Mesdames, messieurs,

Pour préparer la rentrée 2010 concernant l’enseignement des langues et cultures d’origine, nous avons besoin de savoir si vous seriez intéressés pour inscrire votre enfant. Ces cours concernent les langues et cultures algériennes, espagnoles, marocaines, tunisiennes et turques et s’adressent à tous les élèves qui actuellement fréquentent les cycles 2 et 3 (de la grande section de maternelle au CM2).

L’équipe enseignante

Ce courrier m’a fait l’effet du baiser de la Belle au bois dormant. On roupille, on roupille et hop ! quand on se réveille, le temps a passé. J’avais quitté, il y a 25 ans,  une école de la République pleine de principes laïcs et républicains, et celle que j’aborde à cause de mes enfants m’est devenue étrangère.

Que les choses soient claires : la République, moi, je l’aime. En tant qu’ex-pupille de l’Etat, je lui dois beaucoup. Dans les premiers mois de ma vie, elle m’a nourrie, logée, blanchie, poussant l’attention jusqu’à prendre ma température tous les matins pendant 6 mois, histoire d’être absolument certaine que je ne préparais pas un rhume ou une otite. Franchement, votre mère, elle vous a autant couvé, vous ?

Toute ma scolarité, je l’ai faite dans le public. Et j’en suis fière et reconnaissante. C’est pourquoi je me sens si libre aujourd’hui de dire qu’elle fait parfois n’importe quoi. Et l’ELCO, c’est une hérésie républicaine.


 

L'ELCO, kézaco?
 
Tout commence (comme souvent en matière éducative) au Canada, pays d’immigration par excellence. C’est-à-dire un pays dont l’identité nationale, pour reprendre un concept à la mode, est constitutivement migratoire. Les Etats-Unis, l’Australie en sont également.

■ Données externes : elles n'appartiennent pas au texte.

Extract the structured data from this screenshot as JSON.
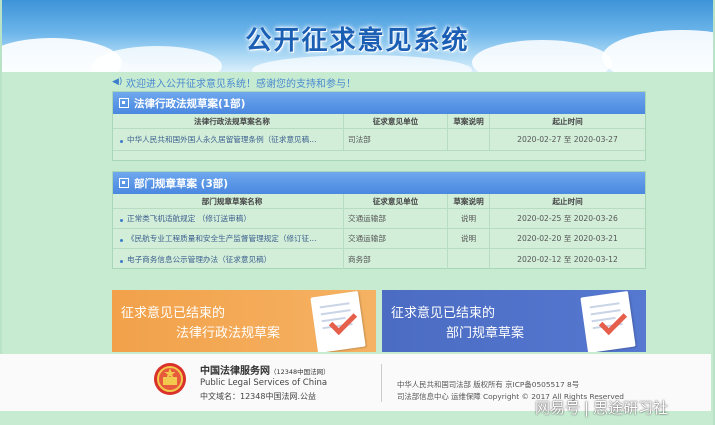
{
  "header": {
    "title": "公开征求意见系统"
  },
  "welcome": "欢迎进入公开征求意见系统！感谢您的支持和参与！",
  "sections": [
    {
      "title": "法律行政法规草案(1部)",
      "columns": [
        "法律行政法规草案名称",
        "征求意见单位",
        "草案说明",
        "起止时间"
      ],
      "rows": [
        {
          "name": "中华人民共和国外国人永久居留管理条例（征求意见稿...",
          "unit": "司法部",
          "note": "",
          "period": "2020-02-27 至 2020-03-27"
        }
      ]
    },
    {
      "title": "部门规章草案 (3部)",
      "columns": [
        "部门规章草案名称",
        "征求意见单位",
        "草案说明",
        "起止时间"
      ],
      "rows": [
        {
          "name": "正常类飞机适航规定 （修订送审稿）",
          "unit": "交通运输部",
          "note": "说明",
          "period": "2020-02-25 至 2020-03-26"
        },
        {
          "name": "《民航专业工程质量和安全生产监督管理规定（修订征...",
          "unit": "交通运输部",
          "note": "说明",
          "period": "2020-02-20 至 2020-03-21"
        },
        {
          "name": "电子商务信息公示管理办法（征求意见稿）",
          "unit": "商务部",
          "note": "",
          "period": "2020-02-12 至 2020-03-12"
        }
      ]
    }
  ],
  "promos": [
    {
      "line1": "征求意见已结束的",
      "line2": "法律行政法规草案",
      "color": "#f2a14a"
    },
    {
      "line1": "征求意见已结束的",
      "line2": "部门规章草案",
      "color": "#4c6cc3"
    }
  ],
  "footer": {
    "name_cn": "中国法律服务网",
    "name_cn_small": "（12348中国法网）",
    "name_en": "Public Legal Services of China",
    "domain": "中文域名：12348中国法网.公益",
    "right1": "中华人民共和国司法部 版权所有 京ICP备0505517 8号",
    "right2": "司法部信息中心 运维保障   Copyright © 2017 All Rights Reserved"
  },
  "watermark": {
    "brand": "网易号",
    "author": "思途研习社"
  },
  "icons": [
    "speaker-icon",
    "document-icon",
    "emblem-icon",
    "doc-check-icon"
  ]
}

Or donc, au Canada, dans la province de Québec, vit le jour par un beau matin de 1978 le PELO (Programme d’enseignement des Langues d’Origine), qui entendait permettre à des enfants issus de l’immigration récente de conserver le lien avec leur culture d’origine. Ce programme fut installé sans que cela pose de problème particulier, et cela perdure de nos jours, sans que cela ne provoque de remous significatifs dans la société québécoise.

Nos politiques, qui n’ont que la Suède en bouche quand on leur parle d’emploi et le Québec quand on leur parle d’éducation, initièrent donc un programme similaire en France, l’ELCO (Enseignement des Langues et Cultures d’origine. Culture, ça fait toujours très bien en France). On transposa donc le fameux modèle québécois, et le cœur gonflé d’amour pour les enfants d’immigrés, on fixa à l’ELCO la tâche de réparer les horreurs coloniales de nos pères en valorisant l’héritage culturel des fils. On passa des accords avec lesdits pays d’origine, afin qu’ils fournissent à la fois les enseignants, les financements et les programmes  – mais la République, nous jura-t-on, conservait un droit de regard sur les contenus. C’est ainsi qu’en France, à l’école de la République, des enfants d’origine turque apprennent dans des livres scolaires turcs, des programmes établis à Ankara. Et on s’étonne après que des gamins arrivent en cours d’histoire avec des idées bien arrêtées sur le génocide arménien.

 

On écrivit ensuite une jolie directive, pleine de belles phrases, dont voici un extrait (pardon, je n’ai pas pu résister ) : « L'E.L.C.O facilite l'intégration des populations d'origine étrangère par la reconnaissance de leur culture d'origine ; mais c'est aussi la volonté de les faire participer à la culture de notre pays, d'en faire des citoyens à part entière et non entièrement à part. »
Rompez.

 

Si je comprends bien, l’enseignement des langues et cultures d’origine à l’école vise à faire en sorte que ceux qui les reçoivent deviennent, grâce à la reconnaissance officielle de leur différence, des citoyens comme tout le monde.

Ben voyons.

Ce qui me sidère, dans cette histoire, c’est qu’on entend nos politiques sauter comme des cabris en proclamant Ecole-pour-tousqu’il faut un Islam de France, avec des imams parlant français, et dont la formation ne soit plus assurée comme aujourd’hui à l’étranger. On explique à cor et à cris que la loi de 1905 doit être im-pé-ra-ti-ve-ment relookée pour permettre aux musulmans de France de ne plus avoir recours à l’argent du Maghreb ou d’Arabie Saoudite. Et dans le même temps, on délègue à ces mêmes pays l’instruction de ces petits Français dont les parents sont nés ailleurs. Parce qu’il faut pas déconner : l’ELCO, c’est pas ouvert à tous. Juste aux enfants d’immigrés. Mais que fait la HALDE ?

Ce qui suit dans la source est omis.